Numerical modeling of the coupled feedback between pool fires and their environment

Computational fluid dynamics (CFD) is often used within performance based fire safety engineering and its use has increased as available computational power has increased. However, there is still a need to improve CFD modeling to push it beyond its current usage limitations. Of course such steps must be accompanied by quality assurance by means of validation and verification. In this thesis three key problems were identified within performance based design; prediction of the mass loss rate that interact with the environment dynamically, understanding of fires in enclosures equipped with mechanical ventilation as well as taking the built environment, such as building materials, building geometry and various technical installations, into account when designing a fire scenario.
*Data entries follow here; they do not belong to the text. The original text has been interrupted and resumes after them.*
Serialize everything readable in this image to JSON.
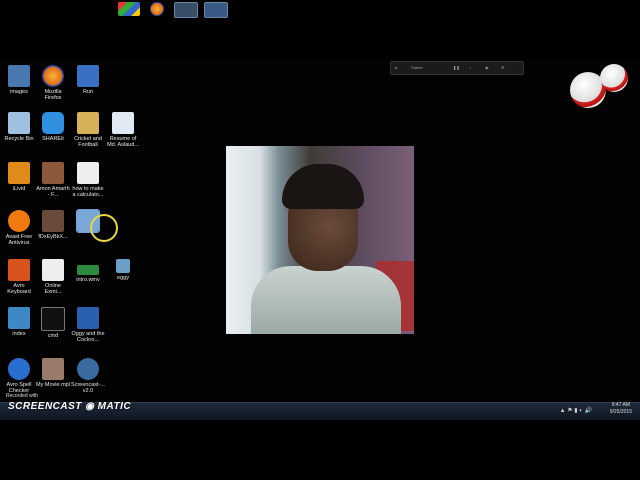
{
  "desktop_icons": [
    {
      "label": "images",
      "color": "#4a78b0"
    },
    {
      "label": "Mozilla Firefox",
      "color": "#e06a1a"
    },
    {
      "label": "Run",
      "color": "#3a6fc4"
    },
    {
      "label": "Recycle Bin",
      "color": "#9fc0de"
    },
    {
      "label": "SHAREit",
      "color": "#2f8fe0"
    },
    {
      "label": "Cricket and Football",
      "color": "#d7b05a"
    },
    {
      "label": "Resume of Md. Aslaud...",
      "color": "#dfe8f3"
    },
    {
      "label": "iLivid",
      "color": "#e08a1a"
    },
    {
      "label": "Amon Amarth - F...",
      "color": "#8a5a3a"
    },
    {
      "label": "how to make a calculato...",
      "color": "#eeeeee"
    },
    {
      "label": "Avast Free Antivirus",
      "color": "#f07a10"
    },
    {
      "label": "fDxEyBkX...",
      "color": "#6a4a3a"
    },
    {
      "label": "",
      "color": "#7aa7d6"
    },
    {
      "label": "Avro Keyboard",
      "color": "#d9531e"
    },
    {
      "label": "Online Exmi...",
      "color": "#eeeeee"
    },
    {
      "label": "intro.wmv",
      "color": "#2e8b3e"
    },
    {
      "label": "eggy",
      "color": "#6aa0c8"
    },
    {
      "label": "index",
      "color": "#3c89c6"
    },
    {
      "label": "cmd",
      "color": "#111111"
    },
    {
      "label": "Oggy and the Cockro...",
      "color": "#2b5fb0"
    },
    {
      "label": "Avro Spell Checker",
      "color": "#2a6fd0"
    },
    {
      "label": "My Movie.mpl",
      "color": "#9a7a6a"
    },
    {
      "label": "Screencast-... v2.0",
      "color": "#3a6aa0"
    }
  ],
  "watermark": {
    "top_text": "Recorded with",
    "brand": "SCREENCAST ◉ MATIC"
  },
  "recorder": {
    "status": "Starter"
  },
  "clock": {
    "time": "9:47 AM",
    "date": "9/25/2015"
  },
  "taskbar_apps": [
    {
      "name": "chrome",
      "color": "#e6b800"
    },
    {
      "name": "firefox",
      "color": "#e06a1a"
    },
    {
      "name": "photo-viewer",
      "color": "#5a5a5a"
    },
    {
      "name": "screencast",
      "color": "#4a8fd6"
    }
  ]
}
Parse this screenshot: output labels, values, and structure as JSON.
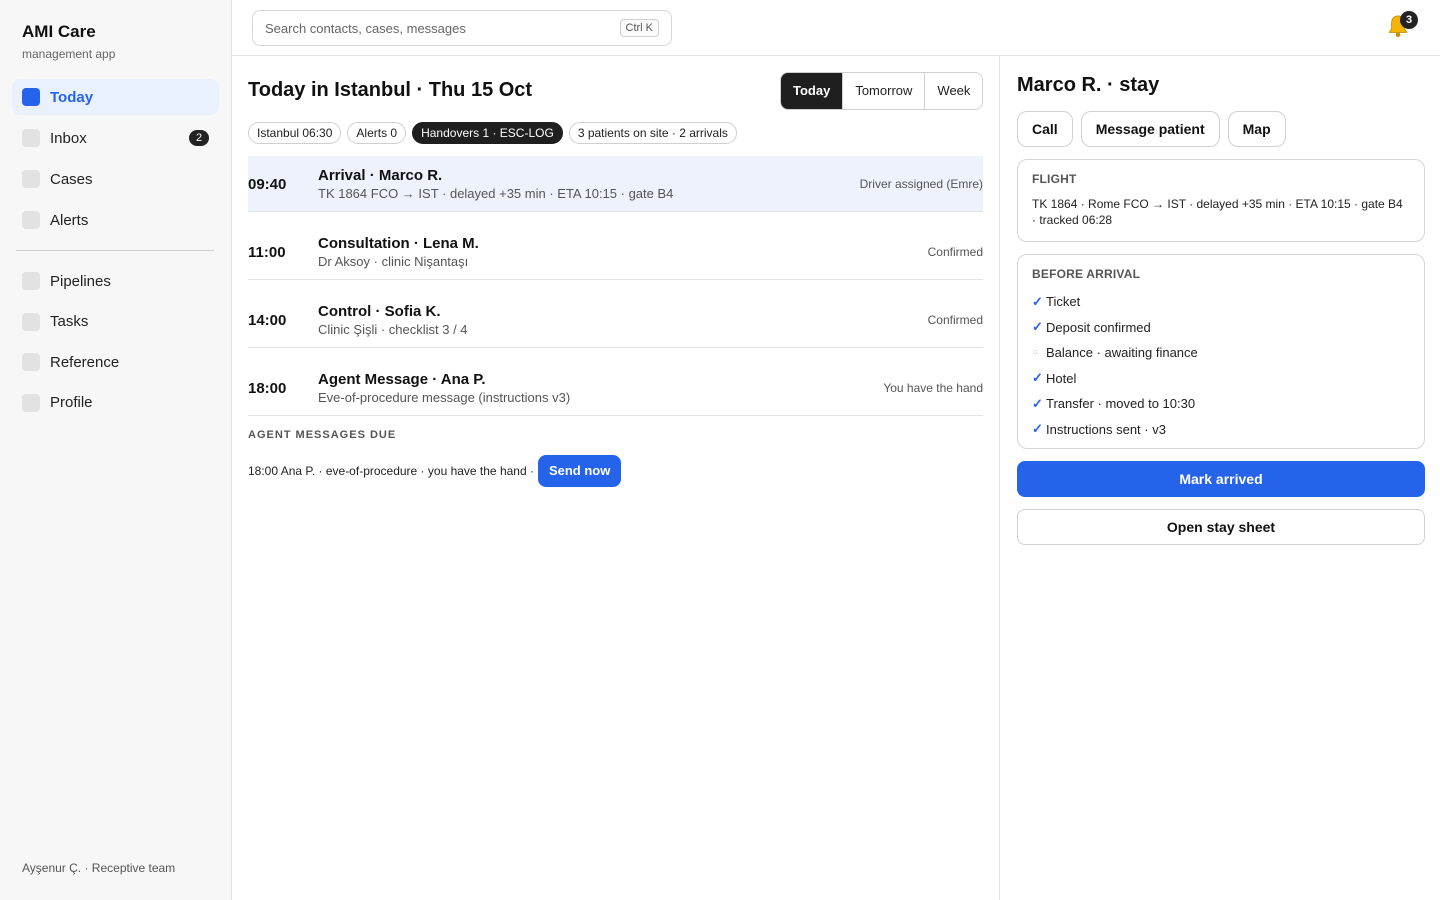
{
  "brand": {
    "title": "AMI Care",
    "subtitle": "management app"
  },
  "sidebar": {
    "primary": [
      {
        "label": "Today",
        "active": true
      },
      {
        "label": "Inbox",
        "badge": "2"
      },
      {
        "label": "Cases"
      },
      {
        "label": "Alerts"
      }
    ],
    "secondary": [
      {
        "label": "Pipelines"
      },
      {
        "label": "Tasks"
      },
      {
        "label": "Reference"
      },
      {
        "label": "Profile"
      }
    ],
    "footer": "Ayşenur Ç. · Receptive team"
  },
  "search": {
    "placeholder": "Search contacts, cases, messages",
    "shortcut": "Ctrl K"
  },
  "notifications": {
    "count": "3"
  },
  "main": {
    "title": "Today in Istanbul · Thu 15 Oct",
    "range_tabs": [
      "Today",
      "Tomorrow",
      "Week"
    ],
    "active_tab": "Today",
    "pills": [
      "Istanbul 06:30",
      "Alerts 0",
      "Handovers 1 · ESC-LOG",
      "3 patients on site · 2 arrivals"
    ],
    "schedule": [
      {
        "time": "09:40",
        "title": "Arrival · Marco R.",
        "sub": "TK 1864 FCO → IST · delayed +35 min · ETA 10:15 · gate B4",
        "status": "Driver assigned (Emre)",
        "selected": true
      },
      {
        "time": "11:00",
        "title": "Consultation · Lena M.",
        "sub": "Dr Aksoy · clinic Nişantaşı",
        "status": "Confirmed"
      },
      {
        "time": "14:00",
        "title": "Control · Sofia K.",
        "sub": "Clinic Şişli · checklist 3 / 4",
        "status": "Confirmed"
      },
      {
        "time": "18:00",
        "title": "Agent Message · Ana P.",
        "sub": "Eve-of-procedure message (instructions v3)",
        "status": "You have the hand"
      }
    ],
    "due": {
      "heading": "AGENT MESSAGES DUE",
      "text": "18:00 Ana P. · eve-of-procedure · you have the hand ·",
      "button": "Send now"
    }
  },
  "panel": {
    "title": "Marco R. · stay",
    "actions": [
      "Call",
      "Message patient",
      "Map"
    ],
    "flight": {
      "heading": "FLIGHT",
      "text": "TK 1864 · Rome FCO → IST · delayed +35 min · ETA 10:15 · gate B4 · tracked 06:28"
    },
    "before_arrival": {
      "heading": "BEFORE ARRIVAL",
      "items": [
        {
          "label": "Ticket",
          "done": true
        },
        {
          "label": "Deposit confirmed",
          "done": true
        },
        {
          "label": "Balance · awaiting finance",
          "done": false
        },
        {
          "label": "Hotel",
          "done": true
        },
        {
          "label": "Transfer · moved to 10:30",
          "done": true
        },
        {
          "label": "Instructions sent · v3",
          "done": true
        }
      ]
    },
    "primary_button": "Mark arrived",
    "secondary_button": "Open stay sheet"
  },
  "colors": {
    "accent": "#2563eb",
    "dark": "#1f1f1f",
    "selected_row": "#edf2fd"
  }
}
In the presented work Fire Dynamics Simulator (FDS) was chosen as a modeling framework which could be expanded upon if needed to be able to perform predictions of the presented problems. A validation of FDS was done against experimental data obtained using the novel, non-intrusive technique ps-LIDAR. The built in HVAC (heating, ventilation, and air conditioning) model in FDS was validated against a series of full-scale fires using mechanical ventilation. A new pool fire sub-model, which takes reduction in oxygen concentration and external radiative heat flux into account when predicating the mass loss rate, was formulated, implemented in FDS and then verified and validated. The verified and validated models and sub-models were applied on two engineering problems; predicting fire growth related to building characteristics and predicting performance of measures against smoke spread in ventilation systems.